Il segretario del Pd Matteo Renzi apre l'assemblea del partito all'hotel Ergife a Roma. Il punto vero e' che la nostra efficienza e' stata minore della nostra empatia. L'impressione diffusa, è che abbia prevalso la linea delle "colombe". Non occorre fare "giri pindarici per dire che abbiamo preso un sacco di voti dice la verità, ma non dice che il 41% è una sconfitta netta".

"Si chiude il 2016, che per certi versi è stato un anno straordinario per gli eventi internazionali: l'elezione di Trump, segnerà la storia dei prossimi anni, ha vinto la Brexit, poi abbiamo perso il referendum, ho perso, e anche questo ha segnato il dibattito europeo". "Se sulla legge elettorale viene fatta melina e andiamo a votare con il Consultellum in quel caso penso che mi candiderò al Senato - scherza -, e poi a fare il presidente del Cnel più in prospettiva". Il meccanismo era però integrato dal metodo dello scorporo, volto a dar compensazione ai partiti minori fortemente danneggiati dall'uninominale: successivamente alla determinazione della soglia di sbarramento, ma antecedentemente al riparto dei seggi, alle singole liste venivano decurtati tanti voti quanti ne erano serviti a far eleggere i vincitori nell'uninominale - cioè i voti di scarto tra i primo classificato e il secondo - i quali erano obbligati a collegarsi ad una lista circoscrizionale. Dobbiamo dirlo. Il primo errore che abbiamo fatto al Sud e? stato quello di puntare un po? troppo sul notabilato. Le ricette erano corrette ma non c'era un quadro condiviso. Fa male, perché la nostra generazione che perde nella sua fascia di riferimento fa pensare. La "normalizzazione" di Renzi si è potuta leggere negli interventi dei due ministri che nei giorni scorsi più si sono battuti dietro le quinte per assorbire le istanze renziane e che hanno lanciato ponti d'oro verso il leader ridimensionato. "Siete un'azienda privata che firma contratti con gli amministratori". Io vi propongo di andare a guardare le carte in modo esplicito sull'unica proposta che puo' essere realizzata in tempi brevi: e' la proposta che porta il nome del presidente Sergio Mattarella. Il problema di come aprire il campo per rafforzarsi nei collegi maggioritari ce l'ha anche il Pd e Renzi per coprirsi su questo fronte ha rinnovato l'apertura a Pisapia e al suo progetto di sinistra di governo. "Non dovremo rassegnarci al proporzionale puro". "Ho perso" dice, ed è da questo assunto che il segretario vuole "ripartire", come dimostra la grande scritta tricolore che compare alle sue spalle (L'INTERVENTO IN DIRETTA). Con un voto di maggioranza assoluta, l'assemblea ha anche la possibilità sfiduciare il proprio segretario.

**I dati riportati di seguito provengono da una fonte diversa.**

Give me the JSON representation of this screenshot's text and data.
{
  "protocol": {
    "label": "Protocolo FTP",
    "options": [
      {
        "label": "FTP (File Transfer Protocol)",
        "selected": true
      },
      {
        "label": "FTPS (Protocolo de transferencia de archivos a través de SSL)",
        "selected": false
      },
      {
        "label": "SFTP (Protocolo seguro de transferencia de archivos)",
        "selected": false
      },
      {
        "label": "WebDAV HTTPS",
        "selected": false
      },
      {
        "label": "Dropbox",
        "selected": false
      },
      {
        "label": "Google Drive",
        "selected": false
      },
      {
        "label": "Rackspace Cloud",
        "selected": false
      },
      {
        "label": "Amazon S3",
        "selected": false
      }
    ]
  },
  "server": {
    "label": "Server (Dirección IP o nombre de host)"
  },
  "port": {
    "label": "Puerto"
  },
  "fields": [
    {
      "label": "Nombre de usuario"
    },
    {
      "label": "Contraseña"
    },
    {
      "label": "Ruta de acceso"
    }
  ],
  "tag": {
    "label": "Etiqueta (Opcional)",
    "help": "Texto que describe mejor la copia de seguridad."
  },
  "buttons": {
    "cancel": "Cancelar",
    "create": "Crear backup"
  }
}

Ancora, non può che essere facile prevedere un inasprimento dei rapporti in Parlamento fra PD e Grillini, che sarà foriero di una conclusione di legislatura molto accesa, tanto più qualora si andasse al voto nel 2018, di fatto con una campagna elettorale già iniziata. Benissimo la conferenza programmatica proposta da Epifani, che parte dal basso per essere in sintonia con la pancia del Paese non per assecondarla.

"Se si dice che per fermare i ladri bisogna fermare le Olimpiadi si fa un danno alla citta' di Roma". Non sono mancati momenti di frizione, come quando Giachetti inveisce contro Speranza urlando quasi "Hai la faccia come il.".

Tutto ciò vale non solo per l'Italia ma anche per l'Unione Europea e l'ONU, incapaci questi ultimi, di mantenere la pace nel mondo.